Other coaches deserve consideration, including Cassidy himself in Vegas and Lindy Ruff with the Devils, but they’re fighting an uphill battle against Montgomery.

Jim Gregory Award (General manager of the year)
Bruins candidate: Don Sweeney
Projected winner: Sweeney

If you build a team that’s challenging for the single-season points record, you’re probably going to win GM of the year.

Like Montgomery, Sweeney has gotten plenty of help, most notably in the form of his top two centers, Bergeron and David Krejci, returning for a total of just $3.5 million this season. Other GMs would kill to have such low cap hits for such a talented 1-2 center duo.

Still, Sweeney has done terrific work everywhere else on the roster, too. Trading Erik Haula for Pavel Zacha over the summer turned out to be a home run. He then signed Zacha to an extension in January. Midseason trades for Dmitry Orlov, Garnet Hathaway and Tyler Bertuzzi made the best team in the NHL even better. And Sweeney locked up Pastrnak on an eight-year extension.

The Mitchell Miller debacle back in November can’t and shouldn’t be ignored, but ultimately it’s unlikely that something that had zero effect on this year’s team -- other than maybe distracting them for one loss in Toronto -- would derail Sweeney’s candidacy here.

NESN Seventh Player Award

OK, this one isn’t a league award, obviously.

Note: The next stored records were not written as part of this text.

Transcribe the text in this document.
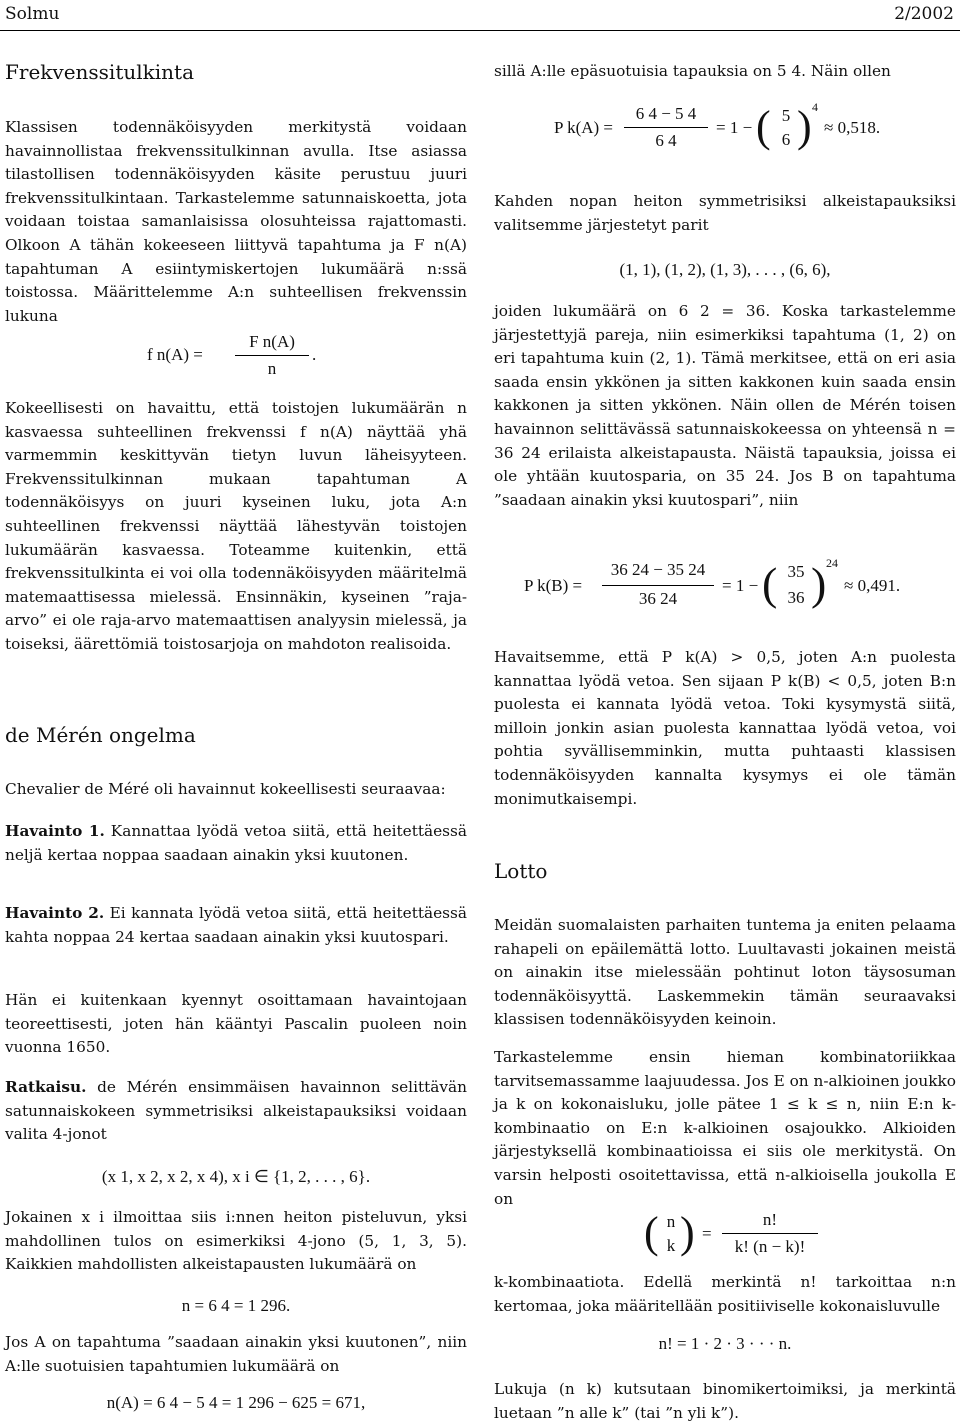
Solmu	2/2002
Frekvenssitulkinta

Klassisen todennäköisyyden merkitystä voidaan havainnollistaa frekvenssitulkinnan avulla. Itse asiassa tilastollisen todennäköisyyden käsite perustuu juuri frekvenssitulkintaan. Tarkastelemme satunnaiskoetta, jota voidaan toistaa samanlaisissa olosuhteissa rajattomasti. Olkoon A tähän kokeeseen liittyvä tapahtuma ja F n(A) tapahtuman A esiintymiskertojen lukumäärä n:ssä toistossa. Määrittelemme A:n suhteellisen frekvenssin lukuna

f n(A) =
F n(A)
n
.

Kokeellisesti on havaittu, että toistojen lukumäärän n kasvaessa suhteellinen frekvenssi f n(A) näyttää yhä varmemmin keskittyvän tietyn luvun läheisyyteen. Frekvenssitulkinnan mukaan tapahtuman A todennäköisyys on juuri kyseinen luku, jota A:n suhteellinen frekvenssi näyttää lähestyvän toistojen lukumäärän kasvaessa. Toteamme kuitenkin, että frekvenssitulkinta ei voi olla todennäköisyyden määritelmä matemaattisessa mielessä. Ensinnäkin, kyseinen ”raja-arvo” ei ole raja-arvo matemaattisen analyysin mielessä, ja toiseksi, äärettömiä toistosarjoja on mahdoton realisoida.

de Mérén ongelma

Chevalier de Méré oli havainnut kokeellisesti seuraavaa:

Havainto 1. Kannattaa lyödä vetoa siitä, että heitettäessä neljä kertaa noppaa saadaan ainakin yksi kuutonen.

Havainto 2. Ei kannata lyödä vetoa siitä, että heitettäessä kahta noppaa 24 kertaa saadaan ainakin yksi kuutospari.

Hän ei kuitenkaan kyennyt osoittamaan havaintojaan teoreettisesti, joten hän kääntyi Pascalin puoleen noin vuonna 1650.

Ratkaisu. de Mérén ensimmäisen havainnon selittävän satunnaiskokeen symmetrisiksi alkeistapauksiksi voidaan valita 4-jonot

(x 1, x 2, x 2, x 4), x i ∈ {1, 2, . . . , 6}.

Jokainen x i ilmoittaa siis i:nnen heiton pisteluvun, yksi mahdollinen tulos on esimerkiksi 4-jono (5, 1, 3, 5). Kaikkien mahdollisten alkeistapausten lukumäärä on

n = 6 4 = 1 296.

Jos A on tapahtuma ”saadaan ainakin yksi kuutonen”, niin A:lle suotuisien tapahtumien lukumäärä on

n(A) = 6 4 − 5 4 = 1 296 − 625 = 671,

sillä A:lle epäsuotuisia tapauksia on 5 4. Näin ollen

P k(A) =
6 4 − 5 4
6 4
= 1 − ( 5
6 ) 4
≈ 0,518.

Kahden nopan heiton symmetrisiksi alkeistapauksiksi valitsemme järjestetyt parit

(1, 1), (1, 2), (1, 3), . . . , (6, 6),

joiden lukumäärä on 6 2 = 36. Koska tarkastelemme järjestettyjä pareja, niin esimerkiksi tapahtuma (1, 2) on eri tapahtuma kuin (2, 1). Tämä merkitsee, että on eri asia saada ensin ykkönen ja sitten kakkonen kuin saada ensin kakkonen ja sitten ykkönen. Näin ollen de Mérén toisen havainnon selittävässä satunnaiskokeessa on yhteensä n = 36 24 erilaista alkeistapausta. Näistä tapauksia, joissa ei ole yhtään kuutosparia, on 35 24. Jos B on tapahtuma ”saadaan ainakin yksi kuutospari”, niin

P k(B) =
36 24 − 35 24
36 24
= 1 − ( 35
36 ) 24
≈ 0,491.

Havaitsemme, että P k(A) > 0,5, joten A:n puolesta kannattaa lyödä vetoa. Sen sijaan P k(B) < 0,5, joten B:n puolesta ei kannata lyödä vetoa. Toki kysymystä siitä, milloin jonkin asian puolesta kannattaa lyödä vetoa, voi pohtia syvällisemminkin, mutta puhtaasti klassisen todennäköisyyden kannalta kysymys ei ole tämän monimutkaisempi.

Lotto

Meidän suomalaisten parhaiten tuntema ja eniten pelaama rahapeli on epäilemättä lotto. Luultavasti jokainen meistä on ainakin itse mielessään pohtinut loton täysosuman todennäköisyyttä. Laskemmekin tämän seuraavaksi klassisen todennäköisyyden keinoin.

Tarkastelemme ensin hieman kombinatoriikkaa tarvitsemassamme laajuudessa. Jos E on n-alkioinen joukko ja k on kokonaisluku, jolle pätee 1 ≤ k ≤ n, niin E:n k-kombinaatio on E:n k-alkioinen osajoukko. Alkioiden järjestyksellä kombinaatioissa ei siis ole merkitystä. On varsin helposti osoitettavissa, että n-alkioisella joukolla E on

( n
k ) =
n!
k! (n − k)!

k-kombinaatiota. Edellä merkintä n! tarkoittaa n:n kertomaa, joka määritellään positiiviselle kokonaisluvulle

n! = 1 · 2 · 3 · · · n.

Lukuja (n k) kutsutaan binomikertoimiksi, ja merkintä luetaan ”n alle k” (tai ”n yli k”).
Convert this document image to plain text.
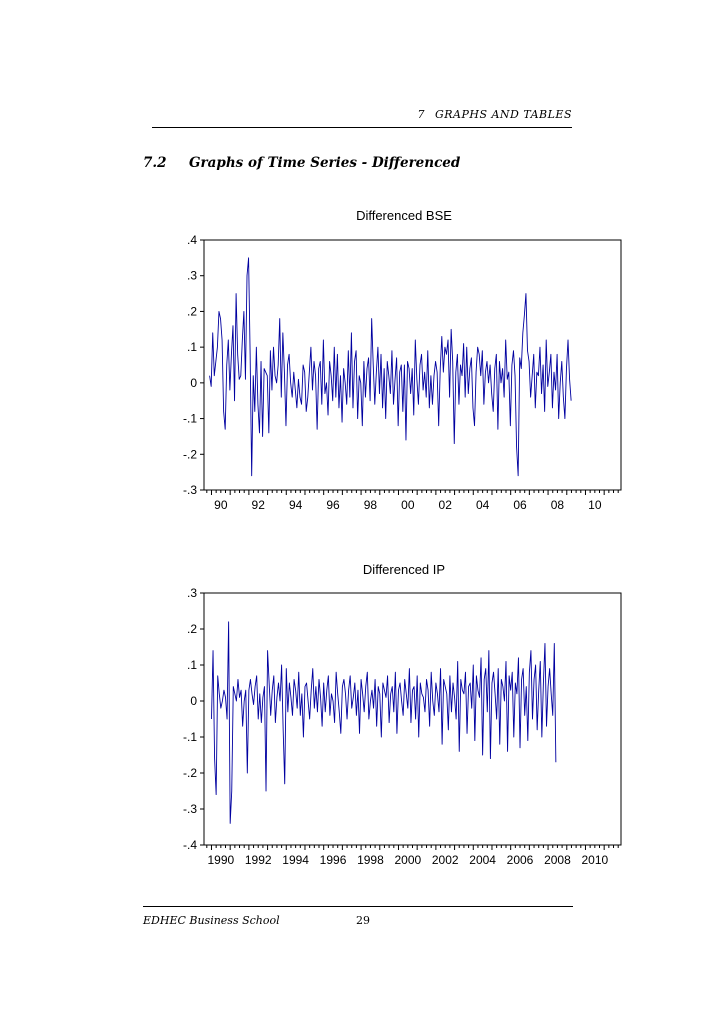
7 GRAPHS AND TABLES
7.2 Graphs of Time Series - Differenced
Differenced BSE
-.3
-.2
-.1
0
.1
.2
.3
.4
90 92 94 96 98 00 02 04 06 08 10
Differenced IP
-.4
-.3
-.2
-.1
0
.1
.2
.3
1990 1992 1994 1996 1998 2000 2002 2004 2006 2008 2010
EDHEC Business School	29
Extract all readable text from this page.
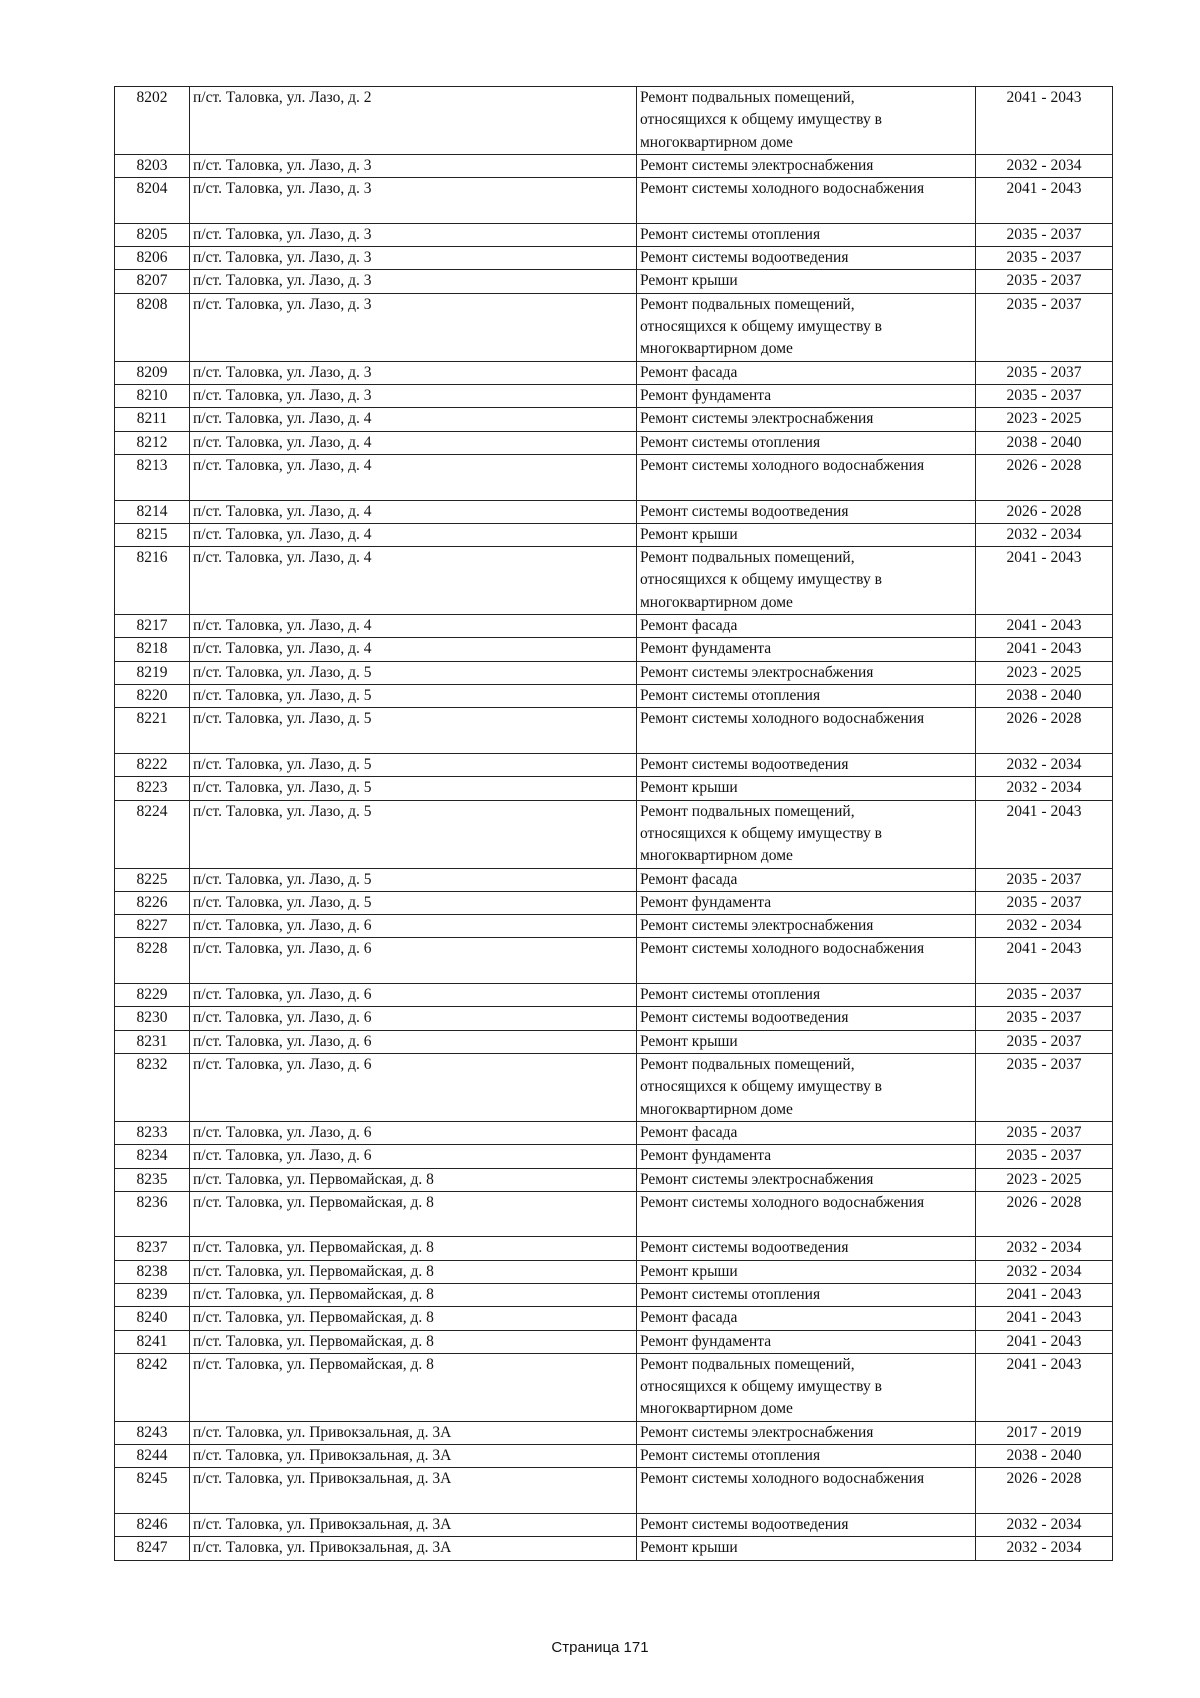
8202	п/ст. Таловка, ул. Лазо, д. 2	Ремонт подвальных помещений,
относящихся к общему имуществу в
многоквартирном доме	2041 - 2043
8203	п/ст. Таловка, ул. Лазо, д. 3	Ремонт системы электроснабжения	2032 - 2034
8204	п/ст. Таловка, ул. Лазо, д. 3	Ремонт системы холодного водоснабжения	2041 - 2043
8205	п/ст. Таловка, ул. Лазо, д. 3	Ремонт системы отопления	2035 - 2037
8206	п/ст. Таловка, ул. Лазо, д. 3	Ремонт системы водоотведения	2035 - 2037
8207	п/ст. Таловка, ул. Лазо, д. 3	Ремонт крыши	2035 - 2037
8208	п/ст. Таловка, ул. Лазо, д. 3	Ремонт подвальных помещений,
относящихся к общему имуществу в
многоквартирном доме	2035 - 2037
8209	п/ст. Таловка, ул. Лазо, д. 3	Ремонт фасада	2035 - 2037
8210	п/ст. Таловка, ул. Лазо, д. 3	Ремонт фундамента	2035 - 2037
8211	п/ст. Таловка, ул. Лазо, д. 4	Ремонт системы электроснабжения	2023 - 2025
8212	п/ст. Таловка, ул. Лазо, д. 4	Ремонт системы отопления	2038 - 2040
8213	п/ст. Таловка, ул. Лазо, д. 4	Ремонт системы холодного водоснабжения	2026 - 2028
8214	п/ст. Таловка, ул. Лазо, д. 4	Ремонт системы водоотведения	2026 - 2028
8215	п/ст. Таловка, ул. Лазо, д. 4	Ремонт крыши	2032 - 2034
8216	п/ст. Таловка, ул. Лазо, д. 4	Ремонт подвальных помещений,
относящихся к общему имуществу в
многоквартирном доме	2041 - 2043
8217	п/ст. Таловка, ул. Лазо, д. 4	Ремонт фасада	2041 - 2043
8218	п/ст. Таловка, ул. Лазо, д. 4	Ремонт фундамента	2041 - 2043
8219	п/ст. Таловка, ул. Лазо, д. 5	Ремонт системы электроснабжения	2023 - 2025
8220	п/ст. Таловка, ул. Лазо, д. 5	Ремонт системы отопления	2038 - 2040
8221	п/ст. Таловка, ул. Лазо, д. 5	Ремонт системы холодного водоснабжения	2026 - 2028
8222	п/ст. Таловка, ул. Лазо, д. 5	Ремонт системы водоотведения	2032 - 2034
8223	п/ст. Таловка, ул. Лазо, д. 5	Ремонт крыши	2032 - 2034
8224	п/ст. Таловка, ул. Лазо, д. 5	Ремонт подвальных помещений,
относящихся к общему имуществу в
многоквартирном доме	2041 - 2043
8225	п/ст. Таловка, ул. Лазо, д. 5	Ремонт фасада	2035 - 2037
8226	п/ст. Таловка, ул. Лазо, д. 5	Ремонт фундамента	2035 - 2037
8227	п/ст. Таловка, ул. Лазо, д. 6	Ремонт системы электроснабжения	2032 - 2034
8228	п/ст. Таловка, ул. Лазо, д. 6	Ремонт системы холодного водоснабжения	2041 - 2043
8229	п/ст. Таловка, ул. Лазо, д. 6	Ремонт системы отопления	2035 - 2037
8230	п/ст. Таловка, ул. Лазо, д. 6	Ремонт системы водоотведения	2035 - 2037
8231	п/ст. Таловка, ул. Лазо, д. 6	Ремонт крыши	2035 - 2037
8232	п/ст. Таловка, ул. Лазо, д. 6	Ремонт подвальных помещений,
относящихся к общему имуществу в
многоквартирном доме	2035 - 2037
8233	п/ст. Таловка, ул. Лазо, д. 6	Ремонт фасада	2035 - 2037
8234	п/ст. Таловка, ул. Лазо, д. 6	Ремонт фундамента	2035 - 2037
8235	п/ст. Таловка, ул. Первомайская, д. 8	Ремонт системы электроснабжения	2023 - 2025
8236	п/ст. Таловка, ул. Первомайская, д. 8	Ремонт системы холодного водоснабжения	2026 - 2028
8237	п/ст. Таловка, ул. Первомайская, д. 8	Ремонт системы водоотведения	2032 - 2034
8238	п/ст. Таловка, ул. Первомайская, д. 8	Ремонт крыши	2032 - 2034
8239	п/ст. Таловка, ул. Первомайская, д. 8	Ремонт системы отопления	2041 - 2043
8240	п/ст. Таловка, ул. Первомайская, д. 8	Ремонт фасада	2041 - 2043
8241	п/ст. Таловка, ул. Первомайская, д. 8	Ремонт фундамента	2041 - 2043
8242	п/ст. Таловка, ул. Первомайская, д. 8	Ремонт подвальных помещений,
относящихся к общему имуществу в
многоквартирном доме	2041 - 2043
8243	п/ст. Таловка, ул. Привокзальная, д. 3А	Ремонт системы электроснабжения	2017 - 2019
8244	п/ст. Таловка, ул. Привокзальная, д. 3А	Ремонт системы отопления	2038 - 2040
8245	п/ст. Таловка, ул. Привокзальная, д. 3А	Ремонт системы холодного водоснабжения	2026 - 2028
8246	п/ст. Таловка, ул. Привокзальная, д. 3А	Ремонт системы водоотведения	2032 - 2034
8247	п/ст. Таловка, ул. Привокзальная, д. 3А	Ремонт крыши	2032 - 2034
Страница 171
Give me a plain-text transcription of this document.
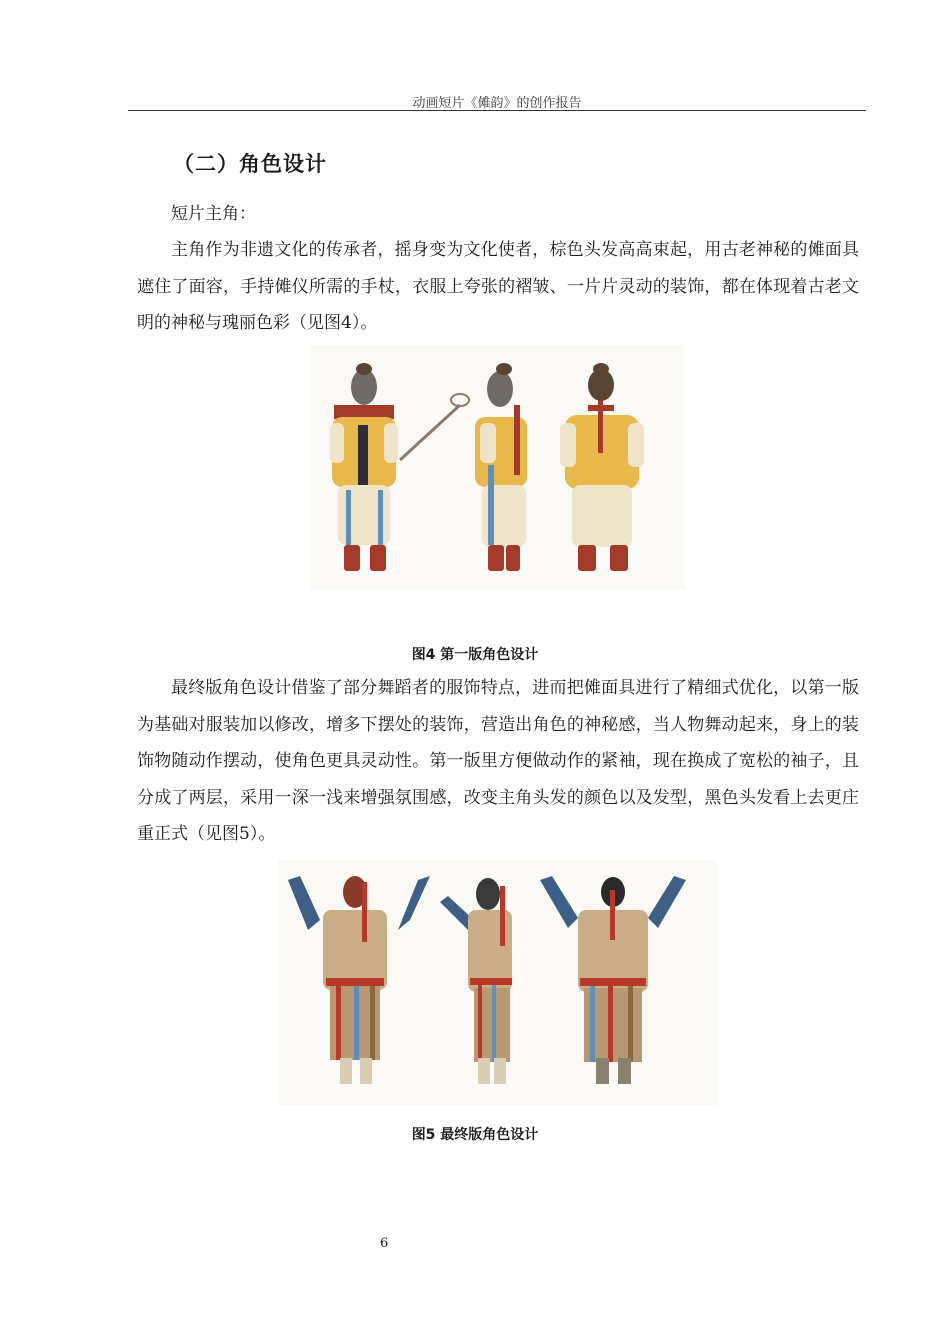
动画短片《傩韵》的创作报告
（二）角色设计

短片主角：

主角作为非遗文化的传承者，摇身变为文化使者，棕色头发高高束起，用古老神秘的傩面具遮住了面容，手持傩仪所需的手杖，衣服上夸张的褶皱、一片片灵动的装饰，都在体现着古老文明的神秘与瑰丽色彩（见图4）。

图4 第一版角色设计

最终版角色设计借鉴了部分舞蹈者的服饰特点，进而把傩面具进行了精细式优化，以第一版为基础对服装加以修改，增多下摆处的装饰，营造出角色的神秘感，当人物舞动起来，身上的装饰物随动作摆动，使角色更具灵动性。第一版里方便做动作的紧袖，现在换成了宽松的袖子，且分成了两层，采用一深一浅来增强氛围感，改变主角头发的颜色以及发型，黑色头发看上去更庄重正式（见图5）。

图5 最终版角色设计
6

But Bruins fans like it, and they’re the ones who vote on it, so we’ll throw it in.

The Seventh Player Award, currently run by NESN and formerly run by WSBK (channel 38), has been awarded annually since 1968-69 to the Bruins player “who has performed above and beyond expectations,” as voted on by fans.

There are plenty of candidates this season, because most of the team has exceeded expectations if we’re being honest. We’ll throw out a few that jump out, though: Jake DeBrusk, Pavel Zacha, Trent Frederic and Nick Foligno.

You could certainly make the case that Linus Ullmark, Hampus Lindholm and even David Pastrnak have “performed above and beyond expectations” as well, but picking players who would be part of a theoretical starting six-man starting lineup doesn’t really seem to be in the spirit of the award.

DeBrusk being on the first line could disqualify him for many voters as well, but having a career year after such a tumultuous last couple years warrants at least a little consideration.

Frederic is also having a career year and has come a long way from being a healthy scratch on opening night. You could make the case, though, that he is finally just meeting the expectations that come with being a first-round pick. Prior to his injury, Foligno had certainly exceeded expectations compared to what he was last year, but last year was really disappointing. This season is more like what was expected from the start for him.

That’s why our pick would be Zacha. Most people’s expectations for Zacha were that he would be a really good third-liner and a younger, more versatile upgrade over Erik Haula. He has been much more than that, finding a home with fellow Czechs Krejci and Pastrnak on what has consistently been the Bruins’ best offensive line this season.

Zacha has already set career highs in goals (18), assists (30) and points (48). He is second on the team in 5-on-5 assists (25) and tied for second in 5-on-5 points (38). That certainly qualifies as “above and beyond expectations” in our book.